CI/CD has become a standard tool in every modern software developers day to day experience. We demand a lot from our CI/CD systems! and our software is all the better for it. But I think a lot of us have a slightly under-principled way of talking and thinking about it. Specifically I want to talk about how we tend to lump two very different types of tasks under the banner of "tests" or sometimes we don't even talk about one of these types of tasks but we still have them sitting in our pipelines and workflows and what have you.

Quick disclaimer this post is somewhat just me ranting about how a conversation with the darling Isabel Roses1 about the purpose of the checks output of nix flakes has given me a new thing to be pedantic and annoyed about and perhaps reading this will give you that same cognito hazard. That may or may not be my hope, you have been warned :3

Categorising CI/CD tasks

If you know me (or have read some of the posts in this blog before) you are likely not surprised that I love me some terminology! So let's start there, this whole thing is ~33% terminology anyways. The CI/CD world has a myriad of terminology for a bunch of confusingly overlapping and conflicting ideas and concepts. So I'll try and codify some neutral ones here.

Generally we have CI/CD "tasks"2. These are all the individual actions we ask our CI/CD systems to perform. Tasks can depend on each other and through their dependencies and additional structure we codify "workflows"3 of which tasks to run, when to run them and in what order.
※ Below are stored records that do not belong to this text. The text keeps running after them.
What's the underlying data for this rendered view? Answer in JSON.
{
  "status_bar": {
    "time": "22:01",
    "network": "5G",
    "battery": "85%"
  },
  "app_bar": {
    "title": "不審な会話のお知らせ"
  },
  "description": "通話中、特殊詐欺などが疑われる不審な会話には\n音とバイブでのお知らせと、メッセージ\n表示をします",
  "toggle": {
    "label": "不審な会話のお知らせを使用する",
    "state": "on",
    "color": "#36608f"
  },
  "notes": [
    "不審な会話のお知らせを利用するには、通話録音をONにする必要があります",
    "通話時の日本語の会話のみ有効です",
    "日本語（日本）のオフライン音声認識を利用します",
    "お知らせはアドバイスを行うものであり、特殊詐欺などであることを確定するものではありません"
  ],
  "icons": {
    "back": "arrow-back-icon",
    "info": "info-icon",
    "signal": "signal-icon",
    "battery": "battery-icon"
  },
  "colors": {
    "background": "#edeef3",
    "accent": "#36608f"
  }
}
Generally speaking we distinguish 3 types of tasks:

  • Builds: build the actual software itself

  • Tests: test that the software does what it should if it built

  • Deploys: deploy the built software if all the tests pass

But I want to argue in this post that there is a 4th type and that we all too often lump it in with tests in our heads but that we shouldn't because they have very different semantics! These are what I'm going to call

  • Checks: make sure that the code is "up to standard", formatted, linted, has licence header, etc.

The main pipeline4

I said that checks have very different semantics from tests because the don't participate in the main CI/CD pipeline of Build -> Test -> Deploy. These three have a direct dependency on each other in that order. If we can't build then we can't test, if our tests fail then we don't want to deploy. Checks however fall outside this core flow from code to deploy. Checks can be run without building the code, and often we want to do that so we can work on fixing whatever the checks found while the other CI/CD tasks run5. Checks also don't generally stop or block other CI/CD tasks. We don't want to not deploy working code just because it's indented slightly wrong or because we call .or_else(() -> { null }) instead of or_else_null() in one place. Those are things we want to check6 centrally in CI/CD and fix, but it's not something we want to block the world on. The dependency relation is entirely different. They depend on very little and very little depends on them. But we all too often treat them as just another kind of test.

For a concrete example: As mentioned earlier this post is born out of a discussion about the nix flake checks output and the accompanying nix flake check command. nix flake check does essentially two things: It makes sure that the flake is correctly structured and it runs all the additional tasks specified by the checks output. This looks very much like ... well checks! That first part is more or less linting the flake.nix and the second part is where you'd define your formatting tasks and what not. but many many a person and project in the nix ecosystem also use the checks output to specify full, proper tests! The nix flake schema doesn't specify any place to put tests so they end up in checks. Even the nix reference manual says that nix flake check "check[s] whether the flake evaluates and run its tests"7. Not to mention the whole can of worms that is the formatter output and nix fmt. The conversation I had with Isabel amounted to her mentioning that she doesn't like when people do this and that she doesn't think that that is what the checks output is/should be for and as time goes on I'm agreeing with her more and more.

The overall conversation we were having was about whether or not checks should be run in a nix CI/CD (and specifically tangleds upcoming nix CI/CD) before or after the package builds defined by the flake. If checks includes tests well then it should be run after! But if checks is purely checks then it should be run first and in parallel with the builds! Just throwing everything in one big dependency graph and running tasks as soon as their dependencies are met works to solve the ordering issue8 (and is what a lot of nix CI/CD systems do, from the older-than-flakes-grandpa hydra to the flakes-first-youngin garnix), but we categorise our tasks for a reason! It's useful to be able to run just the checks without running the builds and the tests. It's useful to categorise them and separate them in our CI/CD UIs. Getting rid of that or reducing that to just part of the tasks name isn't as attractive an option to me as just properly separating checks and tests in the first place! and I wish that flakes had a separate tests output and a nix test or nix flake test command to go along with it ...

Well that's me done yelling at clouds ... for now at least.